Methods: We quantified CD4+ and CD8+ T-cells reactive to overlapping peptides spanning the ancestral SARS-CoV-2 spike protein in 40 older adults (median age 79) and 50 younger health care workers (median age 39), all COVID-19 naive, using an activation-induced marker assay. T-cell responses were further assessed in 24 participants, including 8 older adults, who subsequently experienced their first SARS-CoV-2 breakthrough infection.
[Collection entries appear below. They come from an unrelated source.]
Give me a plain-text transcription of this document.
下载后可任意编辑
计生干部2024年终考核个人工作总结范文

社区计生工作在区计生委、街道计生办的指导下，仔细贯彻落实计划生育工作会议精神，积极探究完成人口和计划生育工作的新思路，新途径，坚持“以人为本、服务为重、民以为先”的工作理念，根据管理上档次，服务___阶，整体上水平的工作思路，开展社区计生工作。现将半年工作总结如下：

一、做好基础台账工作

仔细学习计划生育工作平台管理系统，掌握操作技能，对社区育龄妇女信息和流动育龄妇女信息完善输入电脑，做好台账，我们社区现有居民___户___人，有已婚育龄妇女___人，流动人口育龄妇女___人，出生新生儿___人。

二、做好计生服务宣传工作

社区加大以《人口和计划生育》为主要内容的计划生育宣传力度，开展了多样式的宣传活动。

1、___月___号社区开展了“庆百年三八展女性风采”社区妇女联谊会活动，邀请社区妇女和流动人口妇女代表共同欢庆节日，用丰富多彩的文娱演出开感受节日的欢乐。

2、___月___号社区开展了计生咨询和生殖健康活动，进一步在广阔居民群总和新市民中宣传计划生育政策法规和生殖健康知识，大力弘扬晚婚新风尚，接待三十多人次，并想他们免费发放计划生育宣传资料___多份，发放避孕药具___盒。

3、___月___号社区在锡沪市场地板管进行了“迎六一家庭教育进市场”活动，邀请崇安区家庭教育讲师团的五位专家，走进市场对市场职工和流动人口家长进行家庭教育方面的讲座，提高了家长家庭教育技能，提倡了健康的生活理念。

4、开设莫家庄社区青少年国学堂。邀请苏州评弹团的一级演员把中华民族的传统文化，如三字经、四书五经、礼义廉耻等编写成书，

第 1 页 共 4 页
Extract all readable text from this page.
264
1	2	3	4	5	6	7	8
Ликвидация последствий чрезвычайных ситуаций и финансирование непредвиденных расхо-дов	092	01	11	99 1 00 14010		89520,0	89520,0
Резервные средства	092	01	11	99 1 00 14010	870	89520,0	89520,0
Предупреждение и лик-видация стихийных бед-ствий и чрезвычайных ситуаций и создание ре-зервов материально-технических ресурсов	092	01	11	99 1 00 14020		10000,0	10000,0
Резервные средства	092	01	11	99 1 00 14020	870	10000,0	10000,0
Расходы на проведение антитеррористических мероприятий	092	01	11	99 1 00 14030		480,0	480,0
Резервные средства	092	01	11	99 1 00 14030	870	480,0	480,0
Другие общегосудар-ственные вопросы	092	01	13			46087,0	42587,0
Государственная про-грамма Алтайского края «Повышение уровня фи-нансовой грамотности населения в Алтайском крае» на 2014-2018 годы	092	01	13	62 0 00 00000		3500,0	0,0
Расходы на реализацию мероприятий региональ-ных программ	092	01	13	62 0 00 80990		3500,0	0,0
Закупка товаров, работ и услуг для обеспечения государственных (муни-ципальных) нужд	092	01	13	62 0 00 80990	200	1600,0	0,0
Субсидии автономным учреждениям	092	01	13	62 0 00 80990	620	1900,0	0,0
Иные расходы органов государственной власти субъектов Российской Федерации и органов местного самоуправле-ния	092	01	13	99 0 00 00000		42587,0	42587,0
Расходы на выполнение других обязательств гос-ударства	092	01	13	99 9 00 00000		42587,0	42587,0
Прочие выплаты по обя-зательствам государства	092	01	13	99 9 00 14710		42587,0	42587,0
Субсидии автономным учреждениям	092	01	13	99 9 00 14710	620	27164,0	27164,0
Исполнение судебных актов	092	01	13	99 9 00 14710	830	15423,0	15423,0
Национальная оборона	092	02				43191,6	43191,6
Results: A third COVID-19 mRNA vaccine dose significantly boosted spike-specific CD4+ and CD8+ T-cell frequencies to above 2-dose levels in older and younger adults. T-cell frequencies did not significantly differ between older and younger adults after either dose. Multivariable analyses adjusting for sociodemographic, health, and vaccine-related variables confirmed that older age was not associated with impaired cellular responses. Instead, the strongest predictors of CD4+ and CD8+ T-cell frequencies post-third-dose were their corresponding post-second-dose frequencies. Breakthrough infection significantly increased both CD4+ and CD8+ T-cell frequencies, to comparable levels in older and younger adults. Exploratory analyses revealed an association between HLA-A*02:03 and higher post-vaccination CD8+ T-cell frequencies, which may be attributable to numerous strong-binding HLA-A*02:03-specific CD8+ T-cell epitopes in the spike protein.
Conclusion: Older adults mount robust T-cell responses to 2- and 3-dose COVID-19 mRNA vaccination, which are further boosted following breakthrough infection.